Limp Bizkit was a terrible band that we absolutely could not get enough of from about 1999-2003 or so (also known as the exact years i was in high school). They had a bunch of big hits, most notably a song called Nookie. It's honestly not that bad of a song per se, but it was the track that opened the floodgates for rap metal to enter the mainstream and ruin the airwaves for half a decade or more. Limp Bizkit continued to pump out hits of low to middling quality for years after, featuring angsty teenage lyrics perfectly represented by titles like Break Stuff, My Generation, and Eat You Alive.
Only...that's not exactly true. They weren't a terrible band. They were just somehow less than the sum of their parts. If you take the band apart, it turns out they were mostly very good musicians with one glaring weak link.
Wes Borland is one of the greatest guitarists of his generation. Quote me on that, i don't care. He's a little weird and off the wall, and his subsequent projects Big Dumb Face and Black Light Burns are some of the most interesting entries you could possibly find in the nu-metal canon.
John Otto and Sam Rivers are both classically-trained musicians, comprising the group's rhythm section.

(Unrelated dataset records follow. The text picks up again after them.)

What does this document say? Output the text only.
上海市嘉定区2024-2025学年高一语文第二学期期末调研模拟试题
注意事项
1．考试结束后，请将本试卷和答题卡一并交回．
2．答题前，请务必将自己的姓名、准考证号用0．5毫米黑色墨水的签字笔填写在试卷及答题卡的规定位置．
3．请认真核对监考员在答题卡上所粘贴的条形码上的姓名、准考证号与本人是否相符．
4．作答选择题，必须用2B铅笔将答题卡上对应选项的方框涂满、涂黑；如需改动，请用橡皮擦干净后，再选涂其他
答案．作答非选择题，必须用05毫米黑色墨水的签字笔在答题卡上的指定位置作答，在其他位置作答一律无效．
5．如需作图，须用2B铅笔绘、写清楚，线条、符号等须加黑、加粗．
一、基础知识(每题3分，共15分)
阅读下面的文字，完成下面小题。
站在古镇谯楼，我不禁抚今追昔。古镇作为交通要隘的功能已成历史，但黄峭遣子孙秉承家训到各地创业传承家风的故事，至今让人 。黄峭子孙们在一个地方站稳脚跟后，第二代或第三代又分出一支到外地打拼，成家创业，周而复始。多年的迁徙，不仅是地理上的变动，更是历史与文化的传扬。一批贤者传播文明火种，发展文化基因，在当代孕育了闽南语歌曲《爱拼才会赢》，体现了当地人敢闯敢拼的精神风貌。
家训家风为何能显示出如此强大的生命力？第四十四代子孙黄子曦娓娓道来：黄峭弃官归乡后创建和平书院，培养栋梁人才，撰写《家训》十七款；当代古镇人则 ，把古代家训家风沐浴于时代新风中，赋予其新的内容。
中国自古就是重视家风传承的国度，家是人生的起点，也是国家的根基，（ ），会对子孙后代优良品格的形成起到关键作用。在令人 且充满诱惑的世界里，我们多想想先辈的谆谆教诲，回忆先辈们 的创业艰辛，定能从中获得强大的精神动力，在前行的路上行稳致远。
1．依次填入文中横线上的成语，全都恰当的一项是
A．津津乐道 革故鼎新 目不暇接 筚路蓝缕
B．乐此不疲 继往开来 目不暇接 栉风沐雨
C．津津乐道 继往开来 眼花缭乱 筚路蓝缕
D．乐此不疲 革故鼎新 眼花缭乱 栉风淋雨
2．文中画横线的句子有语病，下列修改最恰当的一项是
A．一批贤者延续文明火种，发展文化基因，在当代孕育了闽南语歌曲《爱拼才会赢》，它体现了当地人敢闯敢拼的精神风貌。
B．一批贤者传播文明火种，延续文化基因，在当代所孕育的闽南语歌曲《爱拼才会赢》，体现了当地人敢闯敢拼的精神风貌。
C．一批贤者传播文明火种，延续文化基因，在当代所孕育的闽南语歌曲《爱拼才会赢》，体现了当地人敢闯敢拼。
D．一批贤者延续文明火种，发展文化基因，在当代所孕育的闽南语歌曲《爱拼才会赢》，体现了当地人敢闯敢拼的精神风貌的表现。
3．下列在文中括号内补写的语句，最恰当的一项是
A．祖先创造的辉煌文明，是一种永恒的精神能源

They're beyond competent and stand out majestically in a field of their peers in the early-00s nu metal scene.
DJ Lethal was already a legend before Limp Bizkit even began, earning notoriety on the turntables for Irish rap sensations House of Pain, of Jump Around fame. How he ended up in Limp Bizkit after that, i'll never know, unless i google it.
And then there's Fred Durst, a cranky white boy from Florida, a state which has an entire stereotype named after their men. Overconfident and undercompetent, he shout-rapped inane verses with lyrics you could only love if you hated your dad.
Here's the metaphor part.
It's like if you were trying to assemble the Avengers, and you started with two very talented, highly skilled masters of their craft, like Black Widow and Hawkeye. You bring in a living legend to increase your public image, and they also happen to be very good at what they do, like Captain America. And you top it off with a bad boy who maybe doesn't follow the rules because he doesn't know them, but can't stop innovating, forging his own path, and spends way too much time cultivating a specific image, like Iron Man.
Then you make Iron Fist their leader. A whiny, cocky white kid who is hilariously outclassed by everyone around him, but the universe constantly proves him right and rewards him for his incomprehensible actions even though no one watching actually wants to see him succeed. Yes. That guy is in charge.
The end. Might rewrite this later, using facts, but probably won't.